第23話
来栖がもっとも懸念していた事というのが、バレー部の大会の事だった。
8月の頭に開催される大きな大会があって、いま、全国優勝を目指して頑張っているのだという。聞けば来栖はレギュラーメンバーなのだそうだ。
「けんジィのことを諦める良い機会なのかなって思ってたけど、諦めなくて本当に良かったよ。部活と好きな人を天秤にかけるなんてしたくなかったもん」
「来栖はバレー好きだもんな」
「うん。体を動かすのが好きだからね。……それに」
カフェを出て街を歩く。試験期間ということもあってか学生服姿の生徒がちらほらと見える。男子のグループや数人の女子とすれ違う。僕たちはその中に溶け込むようにして歩いていた。

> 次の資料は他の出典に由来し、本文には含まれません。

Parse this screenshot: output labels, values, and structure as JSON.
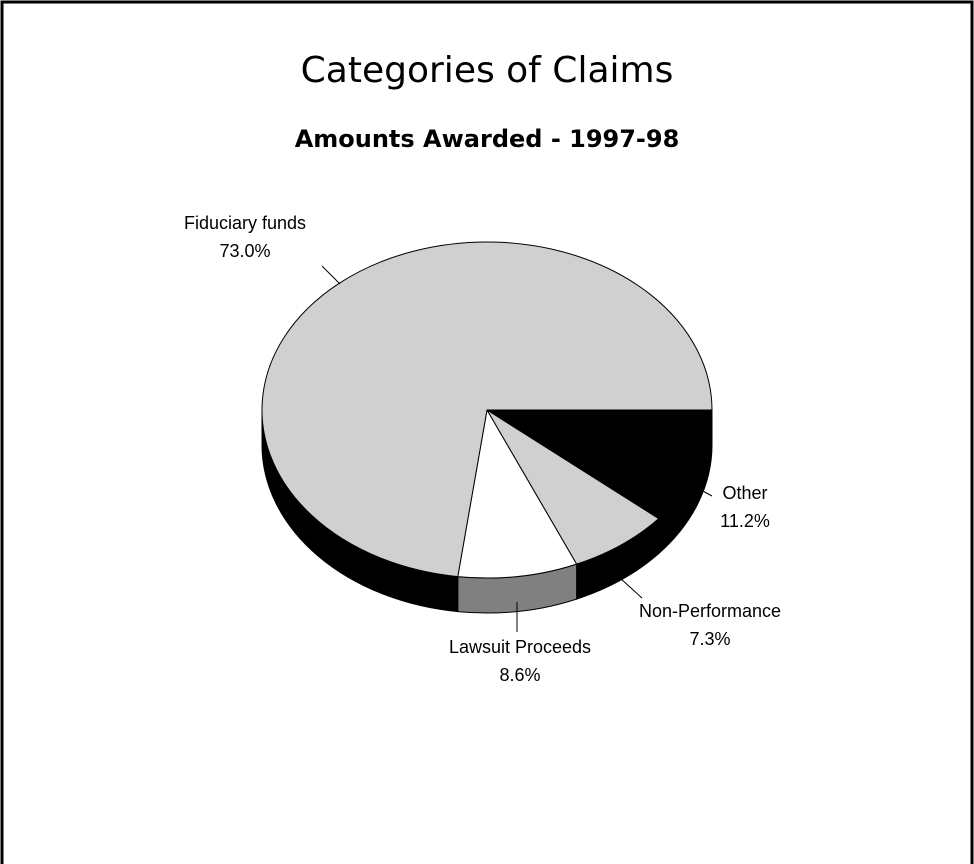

ふいに来栖が俯いて「兼人が好きって言ったから……」と言った。
「そんなこと言ったっけか」
「言ったよーーー! 中学校のとき! 体育の授業で!」
「……………んー? あー」
僕は覚えていなかったけれど来栖が言うなら言ったのであろう。
「授業でやったバレーで、最後の1点をサービスエースで決めた時に好きだって言った! ちゃんと覚えてるんだからね!」
「バレーの授業……あー、そういう風に言ったんだっけか?」
それならなんとなく覚えている。学年対抗の特別授業だった。男女それぞれの代表が選出されてバレーの腕を競い合ったのだが、そのときの来栖のサーブがあまりにも綺麗で僕はつい見とれてしまった。あのときはかっこよかったと伝えたはずだが……
「まあ、記憶なんて美化されるものだしな」
そういう事にしておいた。
「だから私は全国に行きたい。兼人が好きだって言ってくれた私のバレーで勝ちたい。……でもそのためには時間を犠牲にしなくちゃいけない。それが一番不安だったんだ」
来栖はそう言って、むしろはにかんだような表情を見せた。「でも、これでバレーに打ちこめるよ。……安心したから」
「そっか。ならよかったよ」
「うん! えへへ、私がんばるねっ」
安心したという言葉が来栖の決意の固さを表しているようだった。
彼女にとってバレーは人生の一部だった。切っても切り離せないもう一人の彼女をバレーに託したかのごとくに熱心だった。バレーを蔑ろにしたくない。けれど、恋は叶えたい。その想いにがんじがらめになっていたのであろう。
安心したという言葉にはそれほどの意味が込められているように思った。
僕の人生に光明が差したような気がした。来栖と付き合って筆舌に耐えがたいような甘い日々を送るのも悪くなかろうと思った。
が、しかし、人生はそう上手くできていないのである。
ふいに来栖の動きがピタッと止まった。
「八重山………と、来栖さん……なんで」
氷月さんとばったり出会ってしまったのだ。
「…………………」
まるでこうなることが決まっていたかのような出会い方には驚きを隠せない。
来栖は僕の背を掴むように隠れた。僕は、それで良いと思った。
これから起こる問答は来栖にはなんら関係の無い事である。あくまで僕の無責任さが招いた問題であり、氷月さんと僕で解決すべき問題である。その問答に来栖を巻き込むことは筋が違うように思った。
「氷月さん。僕は……」
「…………………」
なんと声をかけていいかわからない。どんな言葉をかけても氷月さんを傷つけてしまいそうで、それを避けようと思えばどんな言葉もかけられなかった。
なにより、いま別れようと伝えることは来栖に僕たちの関係をばらすことを意味する。
「いや、そうだよね……来栖さんとは勝負をしてるんだもんね。……うん、八重山と一緒にいるのは当然だよね」
「氷月さん………聞いてほしいんだけど、これは――――――」
「いや………うん、このままじゃダメだって分かってたんだ。分かってたのに……」
僕が迷っていると、氷月さんが突然きびすを返した。
「あ…………」
行ってしまった。
追いかけるべきか一人にするべきか考えているうちにも氷月さんの姿は遠くなる。このままではいけないと思いながらもしかし、足が動かなかった。目の前に分厚い壁が立ちはだかるかのように僕の心を抑え付けた。
すると来栖がふいに僕から離れる。
「兼人………」
―――行ってもいいよ。でも、戻ってきてね。そんな不安気な目で見上げて、後ろ手に手を組んだ。
来栖は……ああ、こういうヤツなのだ。どんなときも明るくて前向きで、でも恋愛には臆病で不器用。そのギャップが言葉よりも雄弁に気持ちを語る。
それがむしろ僕の心を解放したのだけど、僕は追いかけなかった。
その日から、氷月さんから電話がかかってこなくなった。